To calculate the amount you will have in the account after 1.5 years with continuous compounding, you can use the formula:

A = P * e^(rt)

Where:
A = the final amount in the account
P = the initial principal (investment)
e = the mathematical constant approximately equal to 2.71828
r = the annual interest rate (expressed as a decimal)
t = the time period in years

In this case, your initial principal (investment) is $700, the annual interest rate is 7.6% (or 0.076 as a decimal), and the time period is 1.5 years.

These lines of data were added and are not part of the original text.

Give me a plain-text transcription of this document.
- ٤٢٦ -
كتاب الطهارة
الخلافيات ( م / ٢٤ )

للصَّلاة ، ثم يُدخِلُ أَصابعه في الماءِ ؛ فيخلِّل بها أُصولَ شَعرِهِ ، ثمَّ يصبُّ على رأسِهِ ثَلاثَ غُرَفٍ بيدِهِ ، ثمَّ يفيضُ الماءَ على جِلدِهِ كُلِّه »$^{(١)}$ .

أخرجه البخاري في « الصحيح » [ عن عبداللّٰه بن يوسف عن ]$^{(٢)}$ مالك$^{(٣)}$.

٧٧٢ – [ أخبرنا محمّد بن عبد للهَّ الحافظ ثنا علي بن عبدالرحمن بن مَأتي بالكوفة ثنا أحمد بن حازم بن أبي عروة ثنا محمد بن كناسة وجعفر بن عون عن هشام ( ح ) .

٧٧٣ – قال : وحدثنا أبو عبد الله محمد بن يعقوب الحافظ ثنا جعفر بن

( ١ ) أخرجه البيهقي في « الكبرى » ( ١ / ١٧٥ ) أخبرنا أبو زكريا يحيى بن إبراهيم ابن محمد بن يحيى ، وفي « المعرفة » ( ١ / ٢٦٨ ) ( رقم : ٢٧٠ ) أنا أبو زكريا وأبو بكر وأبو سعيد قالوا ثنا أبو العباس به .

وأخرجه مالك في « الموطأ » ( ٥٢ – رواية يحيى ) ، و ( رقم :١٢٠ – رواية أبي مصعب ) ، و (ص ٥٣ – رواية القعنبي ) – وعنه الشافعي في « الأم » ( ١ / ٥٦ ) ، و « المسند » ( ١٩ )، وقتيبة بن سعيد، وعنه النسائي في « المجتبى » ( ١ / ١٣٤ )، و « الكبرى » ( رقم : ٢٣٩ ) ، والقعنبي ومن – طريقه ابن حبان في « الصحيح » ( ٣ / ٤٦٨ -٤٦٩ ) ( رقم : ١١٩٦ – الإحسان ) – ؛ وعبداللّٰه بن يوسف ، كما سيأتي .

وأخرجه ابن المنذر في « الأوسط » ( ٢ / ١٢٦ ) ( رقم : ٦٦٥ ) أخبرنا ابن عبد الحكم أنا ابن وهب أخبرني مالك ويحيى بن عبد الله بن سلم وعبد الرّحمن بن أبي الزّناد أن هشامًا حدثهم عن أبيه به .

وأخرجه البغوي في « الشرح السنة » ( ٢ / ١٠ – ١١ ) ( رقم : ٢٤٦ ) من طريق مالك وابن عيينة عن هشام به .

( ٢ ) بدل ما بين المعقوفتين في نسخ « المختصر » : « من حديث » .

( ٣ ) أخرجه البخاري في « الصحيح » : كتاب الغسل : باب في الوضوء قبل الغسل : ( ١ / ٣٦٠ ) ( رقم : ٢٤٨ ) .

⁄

Plugging these values into the formula:

A = 700 * e^(0.076 * 1.5)

To calculate this using a calculator, follow these steps:

1. Enter 0.076 * 1.5.
2. Press the exponent button (^) or key.
3. Enter the value of e (approximately 2.71828).
4. Press the equals (=) button.

The calculator will give you the result of e^(0.076 * 1.5).

Now, multiply this result by 700:

A ≈ 700 * e^(0.076 * 1.5) ≈ $770.99

Therefore, you will have approximately $770.99 in the account after 1.5 years with continuous compounding.